Nichts ging mehr. Mazedonien hat am Mittwoch vorübergehend die Grenze zu Griechenland geschlossen. Am späten Abend passierten die ersten Hilfesuchenden den Übergang nahe der Ortschaft Idomeni aber wieder, wie ein SPIEGEL-ONLINE-Reporter vor Ort beobachtete. Hunderte weitere Flüchtlinge hätten sich in Warteschlangen eingereiht.

Zuvor hatten zahlreiche Medien unter Berufung auf die Polizei und Behörden berichtet, dass Mazedonien den Übergang dicht gemacht und so die sogenannte Balkanroute abgeriegelt hat. Über diese kommen viele Flüchtlinge nach Westeuropa. Es waren vorübergehend mehr als 2000 Flüchtlinge am Grenzübertritt gehindert worden.

Die Ursache für die kurzzeitige Schließung ist wohl ein "Stau" auf der Balkanroute, insbesondere nahe der mazedonisch-serbischen Grenze. Viele Flüchtlinge warten dort laut Informationen der mazedonischen Polizei auf die Weiterreise. Aus diesem Grund sei vorübergehend die Grenze zu Griechenland beim Eisenbahnübergang Idomeni-Gevgelija geschlossen worden. (Süddeutsche)
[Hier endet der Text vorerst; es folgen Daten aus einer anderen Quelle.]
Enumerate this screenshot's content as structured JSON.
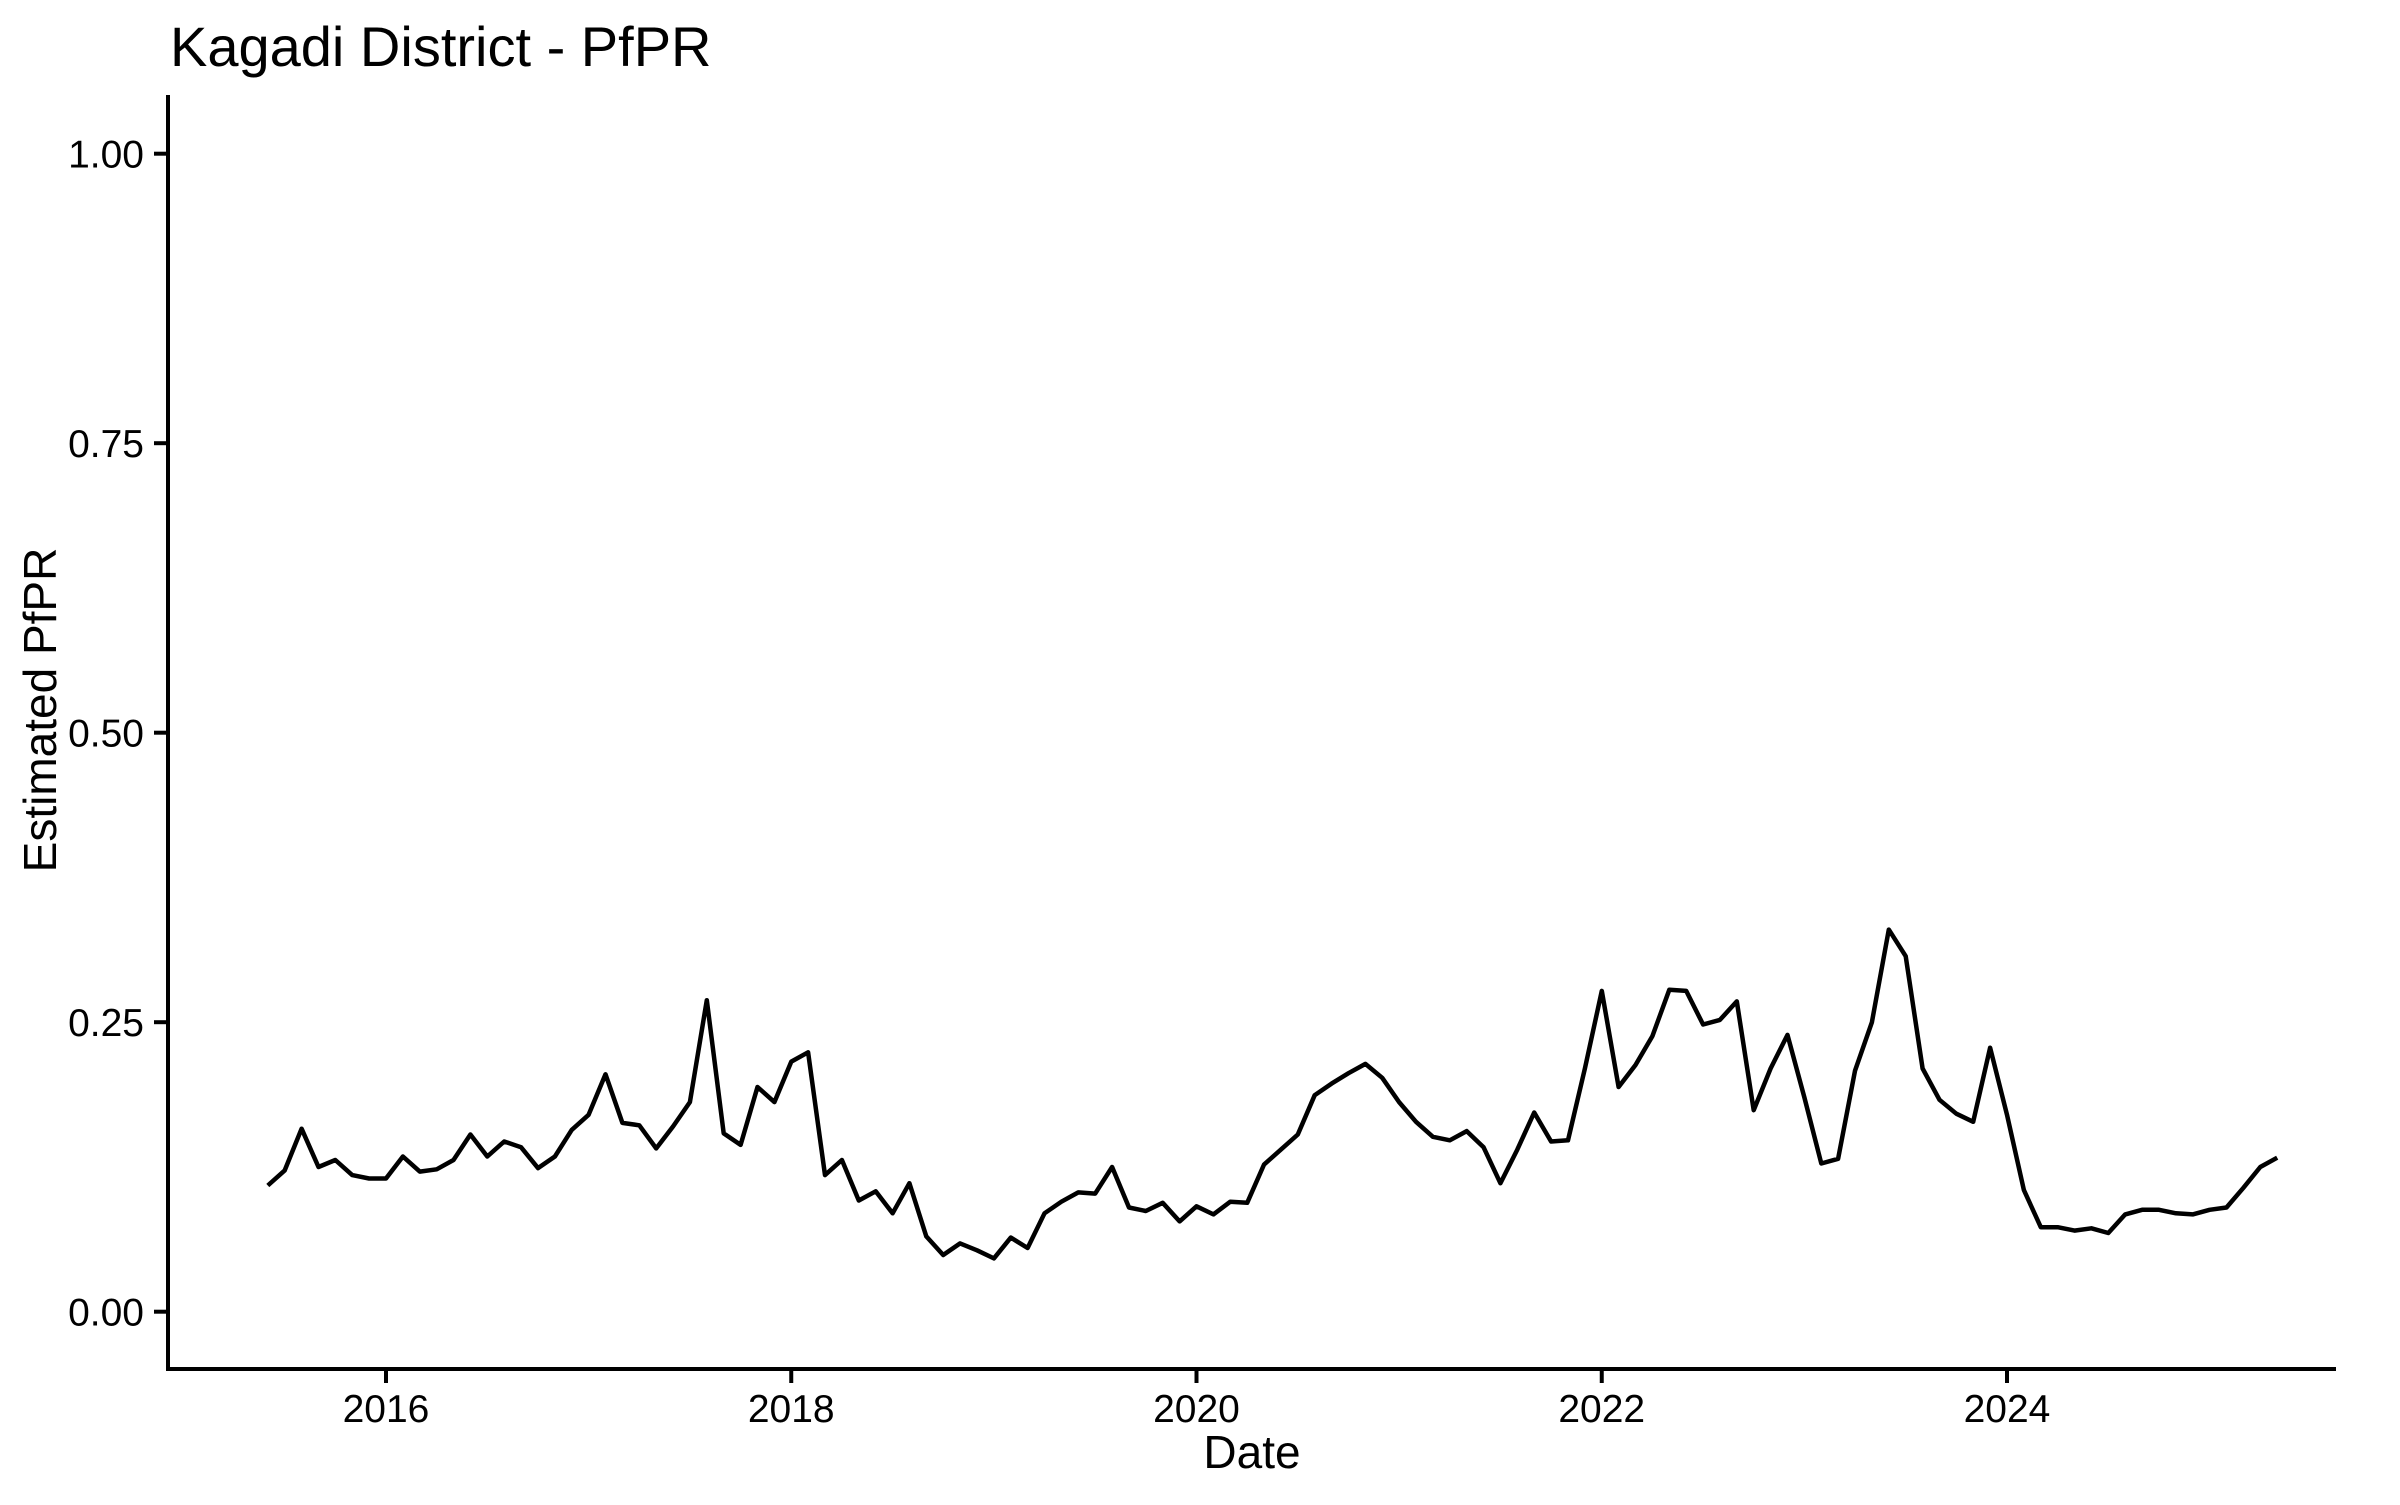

Die EU-Staaten werfen Griechenland vor, nicht genug zur Sicherung der EU-Außengrenzen zu tun. Die Kommission berät, das Land aus dem Schengenraum auszuschließen.

Was ist die Balkanroute?

Gemeint ist die Strecke zwischen dem Nahen Osten und Europa über die Balkan-Staaten. Für Flüchtlinge ist sie zur Hauptroute auf ihrem Weg nach Mitteleuropa geworden – insbesondere für Syrer, Afghanen, Pakistaner und Iraker. Auf dem griechischen Festland sammeln sich die Hilfesuchenden, um über Mazedonien und Serbien schließlich nach Kroatien und Ungarn zu gelangen. Seit der Errichtung eines Grenzzauns zwischen Serbien und Ungarn führt die Route häufig über Slowenien.